Course Project

Introduction

The goal of the course project is to design and share a data-focused Streamlit app.

Logistics

The following are requirements to receive a passing score on the course project.

  • Due date: Monday, December 6th 2021, 3:30pm California time.

  • For the submission, give a link to the app on Streamlit.

  • This is an individual project (not a group project).

  • Share the app using GitHub and Streamlit cloud (Community tier). The code should be viewable on GitHub, and the app itself should be shared by Streamlit cloud.

  • Include a link to the GitHub repository somewhere in the Streamlit app.

  • The primary focus of the app must be on something involving data, and primarily using one or more datasets that weren’t covered in Math 10.

  • The project should clearly build on the Math 10 material. If you’re an expert in Python material that was not covered in Math 10, you are of course welcome to use that, but the project should use the topics of Math 10 in an essential way (see the rubric below).

  • Anything that is taken from another source (either the idea for the project or a piece of code that is longer than a few lines, even if you edit that code) should be referenced with a link, both in the source code and in the final Streamlit app. (One way to do this is to have a References section at the bottom of your app. Then the references should be of the form “This portion of the app was taken from [link]”).

Rubric

The course project is worth 25% of your course grade, so we will grade the project out of 25 points.

  1. (Clarity, 5 points) Is the project clear and well-organized? Does it explore one or more clearly described datasets, and include links specifying where those datasets came from? Use text throughout the project to help the reader understand what is going on. Is the reasoning clear? (It’s fine if you have negative results like, “so there is no clear connection between these variables”. In fact, those sorts of results are better than over-stated claims.)

  2. (pandas, 4 points) Does the project make essential use of pandas to explore the data? Using pandas to read and store the data is not sufficient. It should also be used either to clean the data, or to analyze the data.

  3. (Machine Learning, 4 points) Does the project explore the data using a variety of tools from scikit-learn and/or Keras?

  4. (Altair, 4 points) Does the project include a variety of interesting charts, made using Altair? Do we learn something about the data from these charts?

  5. (Streamlit, 4 points) Does the project include interactivity, made possible through the use of multiple different Streamlit widgets? Are additional Streamlit tools used to improve the layout or flow or appearance of the app?

  6. (Extra, 4 points) Does the project include material that was not covered in Math 10? (This could include different libraries, different machine learning algorithms, or deeper use of the libraries we covered in Math 10. Here are some possibilities, but you’re very encouraged to choose your own.)

Advice

Here is some general advice about the project.

  • Don’t repeat the same technique multiple times unless it’s really essential. For example, it would be better to have one interesting chart and one less interesting chart, than to have the same interesting chart made for two different datasets.

  • Don’t spend too much time searching for the perfect dataset. Having a great dataset is less important for the project than exploring the dataset in an interesting way.

  • Keep your statements reasonable. It’s perfectly fine to conclude something like, “Therefore, we did not find a connection between A and B.”

  • I already wrote it above but it’s worth repeating. Please err on the side of referencing everything. If your project is based on an idea you saw somewhere else, that’s totally fine, but include a clear link in your app (not just in the source code) to the original source.

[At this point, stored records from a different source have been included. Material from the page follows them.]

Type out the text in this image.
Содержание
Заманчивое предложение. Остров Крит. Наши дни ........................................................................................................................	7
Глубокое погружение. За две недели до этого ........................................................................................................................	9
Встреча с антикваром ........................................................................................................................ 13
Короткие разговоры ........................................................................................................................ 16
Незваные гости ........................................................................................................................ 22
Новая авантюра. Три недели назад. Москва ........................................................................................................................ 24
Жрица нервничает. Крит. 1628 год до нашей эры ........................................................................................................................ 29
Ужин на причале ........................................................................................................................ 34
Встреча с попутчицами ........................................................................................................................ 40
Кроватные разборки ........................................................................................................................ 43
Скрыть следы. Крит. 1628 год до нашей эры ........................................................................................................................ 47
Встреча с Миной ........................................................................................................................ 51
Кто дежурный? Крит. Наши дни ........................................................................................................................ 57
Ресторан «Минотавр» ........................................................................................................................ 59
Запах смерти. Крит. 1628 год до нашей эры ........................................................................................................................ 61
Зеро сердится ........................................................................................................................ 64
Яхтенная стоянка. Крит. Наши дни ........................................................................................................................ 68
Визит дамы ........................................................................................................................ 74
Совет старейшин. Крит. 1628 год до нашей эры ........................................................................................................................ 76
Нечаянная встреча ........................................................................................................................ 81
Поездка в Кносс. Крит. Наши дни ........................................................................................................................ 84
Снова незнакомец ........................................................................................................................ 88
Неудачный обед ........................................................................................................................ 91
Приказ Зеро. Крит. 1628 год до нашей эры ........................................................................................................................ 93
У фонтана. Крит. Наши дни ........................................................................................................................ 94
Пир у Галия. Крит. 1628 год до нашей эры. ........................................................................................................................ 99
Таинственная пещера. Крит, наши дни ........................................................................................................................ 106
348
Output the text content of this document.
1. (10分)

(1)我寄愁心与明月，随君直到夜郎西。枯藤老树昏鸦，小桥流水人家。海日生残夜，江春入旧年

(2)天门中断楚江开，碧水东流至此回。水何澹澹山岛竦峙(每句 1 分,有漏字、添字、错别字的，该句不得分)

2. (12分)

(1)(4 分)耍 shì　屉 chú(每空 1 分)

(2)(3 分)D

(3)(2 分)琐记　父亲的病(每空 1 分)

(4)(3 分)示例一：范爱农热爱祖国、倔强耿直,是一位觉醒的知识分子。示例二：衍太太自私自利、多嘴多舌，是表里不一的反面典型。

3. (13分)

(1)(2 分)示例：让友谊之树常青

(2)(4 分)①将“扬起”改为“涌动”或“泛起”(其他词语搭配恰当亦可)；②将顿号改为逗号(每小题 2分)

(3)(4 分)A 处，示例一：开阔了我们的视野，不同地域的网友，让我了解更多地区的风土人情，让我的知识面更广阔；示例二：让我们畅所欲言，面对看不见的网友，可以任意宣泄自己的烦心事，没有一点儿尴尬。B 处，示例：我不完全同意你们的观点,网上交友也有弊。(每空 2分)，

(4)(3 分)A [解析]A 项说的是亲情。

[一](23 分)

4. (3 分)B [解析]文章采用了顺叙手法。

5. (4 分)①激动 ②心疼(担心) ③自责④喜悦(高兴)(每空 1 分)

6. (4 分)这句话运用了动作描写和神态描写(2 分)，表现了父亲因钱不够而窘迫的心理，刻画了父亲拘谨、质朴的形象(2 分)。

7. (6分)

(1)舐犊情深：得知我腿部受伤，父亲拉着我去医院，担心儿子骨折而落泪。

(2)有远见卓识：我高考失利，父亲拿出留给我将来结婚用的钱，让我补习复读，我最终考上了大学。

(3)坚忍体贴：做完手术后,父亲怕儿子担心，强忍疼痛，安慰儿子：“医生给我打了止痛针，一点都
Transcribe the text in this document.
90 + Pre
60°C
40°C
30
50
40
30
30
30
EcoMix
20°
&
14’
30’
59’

Frequently asked questions

Is there a length requirement?

  • There is no specific length requirement, but as a rough estimate, spending approximately 20 productive hours on the project would be a good amount.

What should I focus on?

  • The primary content should be from one or more of the Math 10 tools (NumPy, pandas, Altair, scikit-learn, Keras, Streamlit). If you like Streamlit much more than pandas, for example, then it’s okay to go more in-depth in the use of Streamlit, and less in-depth in the use of pandas.

Do I need to get original research results?

  • No! If you explore the data in an interesting way, but can’t find any interesting conclusions, that’s fine. In fact, I prefer that to making claims that the data does not support.

What if a lot of my work was done cleaning the data, but it does not appear in the app?

  • As long as it appears in your source code, then that’s fine and it will count for the project. That’s why we ask you to put a link to the GitHub repository somewhere in the app. (If the work was done outside of Python, like in Excel, then that portion will not count.)

Can I use a different plotting library?

  • You need to use Altair for the Altair portion of the rubric. You can definitely use a different library (like Seaborn or Matplotlib) for the extra part of the rubric.